Department of Ophthalmology, Juntendo Tokyo-Koto Geriatric Medical Center, Juntendo University School of Medicine, Shinsuna 3-3-20, Koto-ku, Tokyo, 136-0075, Japan.
Marumoto Eye Clinic, Yokohama, Kanagawa, Japan.
Int Ophthalmol. 2021 Feb;41(2):605-611. doi: 10.1007/s10792-020-01615-x. Epub 2020 Oct 20.
To compare the intraocular pressure (IOP)-lowering effects of ripasudil, a rho-kinase inhibitor, and selective laser trabeculoplasty (SLT) as adjuvant therapy in Japanese glaucoma patients and to identify the factors associated with treatment success.

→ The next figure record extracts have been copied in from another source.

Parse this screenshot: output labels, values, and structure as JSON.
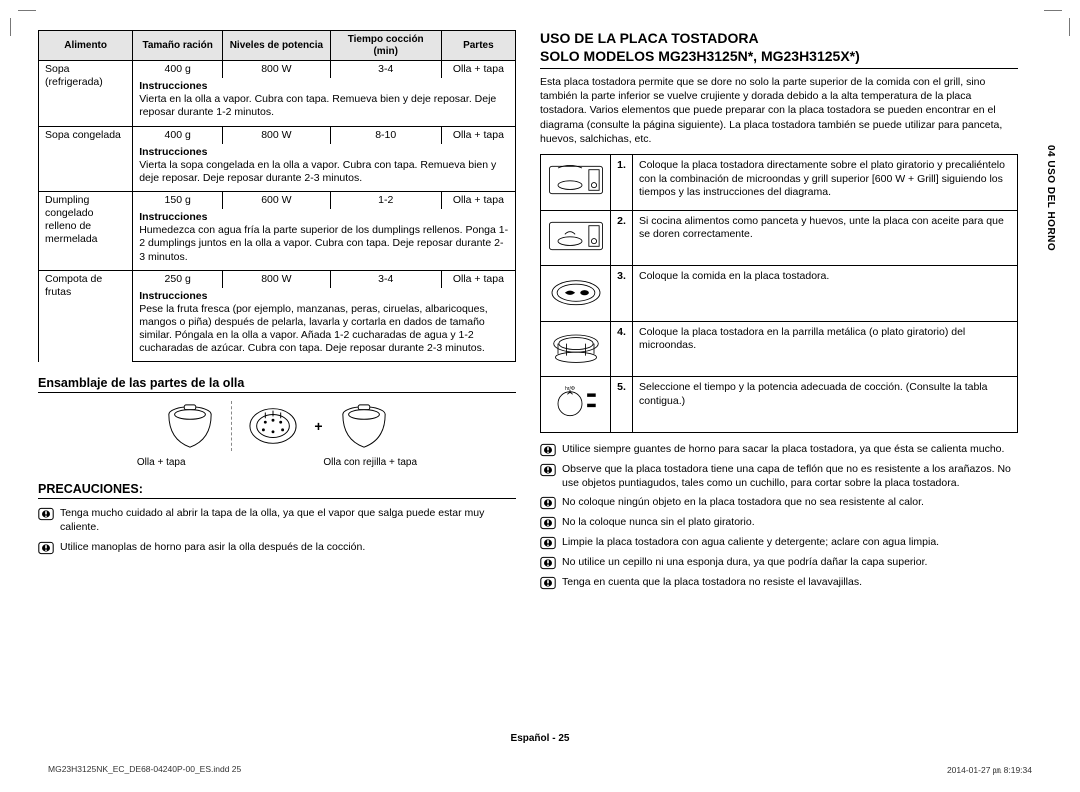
{
  "colors": {
    "headerBg": "#e5e5e5",
    "border": "#000000",
    "text": "#000000"
  },
  "sideTab": "04  USO DEL HORNO",
  "foodTable": {
    "headers": [
      "Alimento",
      "Tamaño ración",
      "Niveles de potencia",
      "Tiempo cocción (min)",
      "Partes"
    ],
    "instrLabel": "Instrucciones",
    "rows": [
      {
        "name": "Sopa (refrigerada)",
        "size": "400 g",
        "power": "800 W",
        "time": "3-4",
        "parts": "Olla + tapa",
        "instr": "Vierta en la olla a vapor. Cubra con tapa. Remueva bien y deje reposar. Deje reposar durante 1-2 minutos."
      },
      {
        "name": "Sopa congelada",
        "size": "400 g",
        "power": "800 W",
        "time": "8-10",
        "parts": "Olla + tapa",
        "instr": "Vierta la sopa congelada en la olla a vapor. Cubra con tapa. Remueva bien y deje reposar. Deje reposar durante 2-3 minutos."
      },
      {
        "name": "Dumpling congelado relleno de mermelada",
        "size": "150 g",
        "power": "600 W",
        "time": "1-2",
        "parts": "Olla + tapa",
        "instr": "Humedezca con agua fría la parte superior de los dumplings rellenos. Ponga 1-2 dumplings juntos en la olla a vapor. Cubra con tapa. Deje reposar durante 2-3 minutos."
      },
      {
        "name": "Compota de frutas",
        "size": "250 g",
        "power": "800 W",
        "time": "3-4",
        "parts": "Olla + tapa",
        "instr": "Pese la fruta fresca (por ejemplo, manzanas, peras, ciruelas, albaricoques, mangos o piña) después de pelarla, lavarla y cortarla en dados de tamaño similar. Póngala en la olla a vapor. Añada 1-2 cucharadas de agua y 1-2 cucharadas de azúcar. Cubra con tapa. Deje reposar durante 2-3 minutos."
      }
    ]
  },
  "assemblyTitle": "Ensamblaje de las partes de la olla",
  "assemblyLabels": {
    "a": "Olla + tapa",
    "b": "Olla con rejilla + tapa"
  },
  "precautionsTitle": "PRECAUCIONES:",
  "precautions": [
    "Tenga mucho cuidado al abrir la tapa de la olla, ya que el vapor que salga puede estar muy caliente.",
    "Utilice manoplas de horno para asir la olla después de la cocción."
  ],
  "rightTitle1": "USO DE LA PLACA TOSTADORA",
  "rightTitle2": "SOLO MODELOS MG23H3125N*, MG23H3125X*)",
  "rightIntro": "Esta placa tostadora permite que se dore no solo la parte superior de la comida con el grill, sino también la parte inferior se vuelve crujiente y dorada debido a la alta temperatura de la placa tostadora. Varios elementos que puede preparar con la placa tostadora se pueden encontrar en el diagrama (consulte la página siguiente). La placa tostadora también se puede utilizar para panceta, huevos, salchichas, etc.",
  "steps": [
    "Coloque la placa tostadora directamente sobre el plato giratorio y precaliéntelo con la combinación de microondas y grill superior [600 W + Grill] siguiendo los tiempos y las instrucciones del diagrama.",
    "Si cocina alimentos como panceta y huevos, unte la placa con aceite para que se doren correctamente.",
    "Coloque la comida en la placa tostadora.",
    "Coloque la placa tostadora en la parrilla metálica (o plato giratorio) del microondas.",
    "Seleccione el tiempo y la potencia adecuada de cocción. (Consulte la tabla contigua.)"
  ],
  "rightBullets": [
    "Utilice siempre guantes de horno para sacar la placa tostadora, ya que ésta se calienta mucho.",
    "Observe que la placa tostadora tiene una capa de teflón que no es resistente a los arañazos. No use objetos puntiagudos, tales como un cuchillo, para cortar sobre la placa tostadora.",
    "No coloque ningún objeto en la placa tostadora que no sea resistente al calor.",
    "No la coloque nunca sin el plato giratorio.",
    "Limpie la placa tostadora con agua caliente y detergente; aclare con agua limpia.",
    "No utilice un cepillo ni una esponja dura, ya que podría dañar la capa superior.",
    "Tenga en cuenta que la placa tostadora no resiste el lavavajillas."
  ],
  "footer": {
    "lang": "Español",
    "page": "25"
  },
  "printline": {
    "left": "MG23H3125NK_EC_DE68-04240P-00_ES.indd   25",
    "right": "2014-01-27   ㏘ 8:19:34"
  }
}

We performed a retrospective medical chart review of patients with glaucoma who received ripasudil or SLT as an adjuvant therapy. We collected data on 65 eyes (65 patients) with primary open-angle glaucoma, normal-tension glaucoma, or exfoliation glaucoma with at least 12 months of follow-up. IOP and number of glaucoma medications at 0, 1, 3, 6, 9, and 12 months were compared between and within groups. A repeated-measures mixed model was used to perform statistical analysis. We also investigated factors associated with treatment success, which was defined as ≥ 20% reduction in IOP at all follow-up periods, using univariate and multivariate logistic regression analysis.
Significant IOP reduction was observed at all time-points after treatment in the ripasudil group (n = 33) and in the SLT group (n = 32), with no statistically significant difference between the groups before or after treatment. Patients in the SLT group used more anti-glaucoma medications before treatment, but fewer during follow-up, than those in the ripasudil group. Regardless of treatment, higher baseline IOP was associated with treatment success [crude odds ratio: 1.21 (95% confidence interval: 1.06-1.38), adjusted odds ratio: 1.37 (95% confidence interval: 1.06-1.77)].
Adjuvant SLT or ripasudil in patients with inadequately controlled glaucoma both reduced IOP to a similar degree, but SLT contributed to reducing the number of medications used.
比较 rho 激酶抑制剂利匹司特和选择性激光小梁成形术(SLT)作为辅助治疗在日本青光眼患者中的降眼压效果,并确定与治疗成功相关的因素。
我们对接受利匹司特或 SLT 辅助治疗的青光眼患者进行了回顾性病历审查。我们收集了至少 12 个月随访的原发性开角型青光眼、正常眼压性青光眼或剥脱性青光眼患者 65 只眼(65 例)的数据。比较了两组之间和组内的眼压和青光眼药物数量在 0、1、3、6、9 和 12 个月时的差异。使用重复测量混合模型进行统计分析。我们还使用单变量和多变量逻辑回归分析调查了与治疗成功相关的因素,将治疗后所有随访期间眼压降低≥20%定义为治疗成功。
利匹司特组(n=33)和 SLT 组(n=32)治疗后所有时间点的眼压均显著降低,治疗前后两组之间无统计学差异。治疗前 SLT 组患者使用的抗青光眼药物多于利匹司特组,但随访期间使用的药物少于利匹司特组。无论治疗方式如何,较高的基线眼压与治疗成功相关[未经调整的优势比:1.21(95%置信区间:1.06-1.38),调整后的优势比:1.37(95%置信区间:1.06-1.77)]。
辅助性 SLT 或利匹司特治疗控制不佳的青光眼均可使眼压降至相似程度,但 SLT 有助于减少用药量。